Os "chavistas" enxergam no trecho final do artigo 231 a brecha para que Chávez tome posse "no futuro" diante do Supremo Tribunal de Justiça. A data de 10 de janeiro só valeria para a posse diante da Assembleia Nacional.
Se assim pensasse, o legislador o teria dito com clareza. Não o fez, porém. No artigo 233, estipulou as "faltas" ao dia da posse consideradas absolutas e capazes de provocar uma nova eleição presidencial:
* Serão faltas absolutas do presidente da República: sua morte, renúncia, destituição decretada por sentença do Supremo Tribunal de Justiça, incapacidade física ou mental permanente certificada por uma junta médica designada pelo Supremo Tribunal de Justiça e com aprovação da Assembleia Nacional, e o abandono do cargo, declarado como tal pela Assembleia Nacional, bem como a revogação popular de seu mandato.
Aqui os "chavistas" enxergam outra brecha favorável ao seu líder: a incapacidade física ou mental dele teria de ser permanente. E certificada por uma junta médica designada pelo Supremo Tribunal de Justiça.
A Federação de Medicina da Venezuela constituiu uma comissão disposta a viajar a Cuba, examinar Chávez e atestar se é passageira ou permanente sua incapacidade física e mental.
O governo nem considerou a ideia. Para quê num país onde o presidente governa como um ditador? Ou é o ditador que governa como um presidente?
Em 2007, Chávez reformou a Constituição para ampliar seus poderes. O que ele propôs foi referendado mais tarde pela maioria dos venezuelanos.
Só era permitida uma reeleição. Agora, não há limites.
O presidente nomeia seu vice e pode dispensá-lo a qualquer momento.
O presidente nomeia os ministros do Supremo Tribunal de Justiça e pode dispensá-los quando quiser - ouvida a Assembléia Nacional onde ele tem folgada maioria.
Chávez estaria destinado a se eternizar na presidência se não fosse o câncer descoberto em meados do ano passado.
Desde então foi operado quatro vezes.

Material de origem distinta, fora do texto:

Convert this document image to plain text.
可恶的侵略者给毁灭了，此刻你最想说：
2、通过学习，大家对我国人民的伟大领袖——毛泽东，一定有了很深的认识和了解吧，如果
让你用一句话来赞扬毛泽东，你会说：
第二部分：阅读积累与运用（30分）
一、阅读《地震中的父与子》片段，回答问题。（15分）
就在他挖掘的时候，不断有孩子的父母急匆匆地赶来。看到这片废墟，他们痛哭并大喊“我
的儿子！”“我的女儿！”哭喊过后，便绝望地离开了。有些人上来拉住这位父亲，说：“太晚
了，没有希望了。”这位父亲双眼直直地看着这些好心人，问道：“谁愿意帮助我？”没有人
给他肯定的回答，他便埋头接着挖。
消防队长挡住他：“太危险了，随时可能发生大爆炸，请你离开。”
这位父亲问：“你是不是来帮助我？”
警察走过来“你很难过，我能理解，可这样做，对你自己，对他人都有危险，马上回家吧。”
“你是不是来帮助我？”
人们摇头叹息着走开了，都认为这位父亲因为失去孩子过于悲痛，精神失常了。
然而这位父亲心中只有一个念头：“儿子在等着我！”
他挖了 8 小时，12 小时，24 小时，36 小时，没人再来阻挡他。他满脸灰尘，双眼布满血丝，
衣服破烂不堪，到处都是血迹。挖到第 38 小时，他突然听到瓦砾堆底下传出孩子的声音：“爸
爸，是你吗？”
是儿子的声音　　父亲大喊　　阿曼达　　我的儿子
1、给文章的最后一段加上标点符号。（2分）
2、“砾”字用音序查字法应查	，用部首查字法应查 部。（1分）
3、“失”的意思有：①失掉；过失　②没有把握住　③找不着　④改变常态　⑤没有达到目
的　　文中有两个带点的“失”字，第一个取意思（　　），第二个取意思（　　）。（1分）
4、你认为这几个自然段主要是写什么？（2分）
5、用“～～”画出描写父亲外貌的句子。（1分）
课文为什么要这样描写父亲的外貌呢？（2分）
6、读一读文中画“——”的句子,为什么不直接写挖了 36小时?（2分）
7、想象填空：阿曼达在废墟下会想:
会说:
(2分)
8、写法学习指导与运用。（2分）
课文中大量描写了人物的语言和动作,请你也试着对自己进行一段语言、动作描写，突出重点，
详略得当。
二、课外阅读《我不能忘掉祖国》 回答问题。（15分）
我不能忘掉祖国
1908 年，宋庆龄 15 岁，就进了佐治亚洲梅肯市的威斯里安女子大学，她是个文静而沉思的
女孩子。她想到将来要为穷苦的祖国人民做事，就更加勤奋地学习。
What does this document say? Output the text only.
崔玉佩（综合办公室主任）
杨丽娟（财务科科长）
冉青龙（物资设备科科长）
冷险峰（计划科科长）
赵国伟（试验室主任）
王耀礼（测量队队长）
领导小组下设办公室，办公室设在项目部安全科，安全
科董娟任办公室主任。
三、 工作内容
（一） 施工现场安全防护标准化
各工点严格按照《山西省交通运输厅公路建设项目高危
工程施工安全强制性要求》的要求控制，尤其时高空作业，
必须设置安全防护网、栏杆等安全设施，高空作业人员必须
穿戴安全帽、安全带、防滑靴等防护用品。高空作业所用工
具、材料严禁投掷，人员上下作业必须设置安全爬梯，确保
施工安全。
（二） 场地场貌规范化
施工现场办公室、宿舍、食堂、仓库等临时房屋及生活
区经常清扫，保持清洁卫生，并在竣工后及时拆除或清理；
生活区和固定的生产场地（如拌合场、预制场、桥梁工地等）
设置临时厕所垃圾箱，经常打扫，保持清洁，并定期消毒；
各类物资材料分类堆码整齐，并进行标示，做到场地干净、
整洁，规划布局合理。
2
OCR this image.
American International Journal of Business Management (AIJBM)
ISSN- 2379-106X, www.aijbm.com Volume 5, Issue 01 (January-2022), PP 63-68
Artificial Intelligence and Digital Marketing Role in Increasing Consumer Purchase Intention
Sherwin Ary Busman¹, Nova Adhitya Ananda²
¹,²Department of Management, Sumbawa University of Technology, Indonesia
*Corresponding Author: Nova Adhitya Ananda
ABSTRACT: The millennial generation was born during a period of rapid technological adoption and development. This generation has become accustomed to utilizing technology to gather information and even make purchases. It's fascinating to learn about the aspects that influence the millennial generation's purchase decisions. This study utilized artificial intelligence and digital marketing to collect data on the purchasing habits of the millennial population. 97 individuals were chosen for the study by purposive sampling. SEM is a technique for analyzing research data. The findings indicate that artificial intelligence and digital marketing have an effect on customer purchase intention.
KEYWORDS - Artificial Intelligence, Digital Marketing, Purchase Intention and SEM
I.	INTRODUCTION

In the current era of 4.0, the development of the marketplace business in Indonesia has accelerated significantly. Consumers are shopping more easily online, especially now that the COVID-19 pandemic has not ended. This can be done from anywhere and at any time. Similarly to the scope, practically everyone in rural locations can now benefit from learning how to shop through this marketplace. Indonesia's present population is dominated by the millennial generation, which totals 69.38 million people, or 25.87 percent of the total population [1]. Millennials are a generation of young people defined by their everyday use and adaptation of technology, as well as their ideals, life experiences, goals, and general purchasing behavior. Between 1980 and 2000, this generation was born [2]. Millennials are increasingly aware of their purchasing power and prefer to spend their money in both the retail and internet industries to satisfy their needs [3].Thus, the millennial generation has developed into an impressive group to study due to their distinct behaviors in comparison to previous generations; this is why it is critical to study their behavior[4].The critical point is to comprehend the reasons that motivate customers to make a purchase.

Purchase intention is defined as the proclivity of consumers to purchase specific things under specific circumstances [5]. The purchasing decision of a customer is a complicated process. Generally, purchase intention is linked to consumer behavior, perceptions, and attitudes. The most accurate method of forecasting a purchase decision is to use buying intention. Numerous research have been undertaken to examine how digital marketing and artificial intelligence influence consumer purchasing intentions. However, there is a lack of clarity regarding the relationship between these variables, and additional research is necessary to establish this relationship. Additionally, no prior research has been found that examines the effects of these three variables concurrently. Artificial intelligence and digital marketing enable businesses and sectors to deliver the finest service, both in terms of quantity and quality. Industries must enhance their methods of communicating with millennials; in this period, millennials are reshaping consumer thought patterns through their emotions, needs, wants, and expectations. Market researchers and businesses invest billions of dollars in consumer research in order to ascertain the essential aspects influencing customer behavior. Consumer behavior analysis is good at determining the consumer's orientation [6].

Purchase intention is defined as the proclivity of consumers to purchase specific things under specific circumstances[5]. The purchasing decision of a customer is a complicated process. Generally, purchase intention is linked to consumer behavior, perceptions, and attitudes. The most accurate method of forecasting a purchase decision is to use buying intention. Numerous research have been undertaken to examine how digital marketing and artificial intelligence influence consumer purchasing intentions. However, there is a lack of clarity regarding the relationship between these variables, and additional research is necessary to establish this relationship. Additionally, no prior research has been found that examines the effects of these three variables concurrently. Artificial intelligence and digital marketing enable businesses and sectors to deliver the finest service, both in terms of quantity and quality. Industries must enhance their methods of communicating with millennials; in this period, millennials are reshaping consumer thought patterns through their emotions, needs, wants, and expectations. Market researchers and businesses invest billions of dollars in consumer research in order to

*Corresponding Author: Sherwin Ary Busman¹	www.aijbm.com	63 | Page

Em segredo absoluto. Os venezuelanos desconhecem o verdadeiro estado de saúde de Chávez. Maduro foi obrigado a reconhecer que o estado é grave. E a pedir orações pelo enfermo.
O golpe em marcha na Venezuela nada tem a ver com a oposição. Que é fraca, fraquinha, e sem imaginação. Como a nossa.
Afinal, nas atuais circunstâncias, a quem interessa ignorar a Constituição para evitar uma nova eleição presidencial? Ou para postergá-la o máximo de tempo possível?
Os países do Mercosul, Brasil à frente, expulsaram dali o Paraguai depois do golpe que no ano passado derrubou o presidente Fernando Lugo.
Um golpe relâmpago, que durou menos de 48 horas, avalizado pela Justiça e por todos os partidos, inclusive o de Lugo. Um "golpe legal".
Não tem vez no Mercosul para país sujeito à ruptura da ordem democrática, proclamou a presidente da Argentina.
Saiu o Paraguai e no lugar dele entrou a Venezuela.
E agora? Como ficará?
Ou o Brasil e seus sócios fingirão que a ordem democrática segue sendo preservada na Venezuela?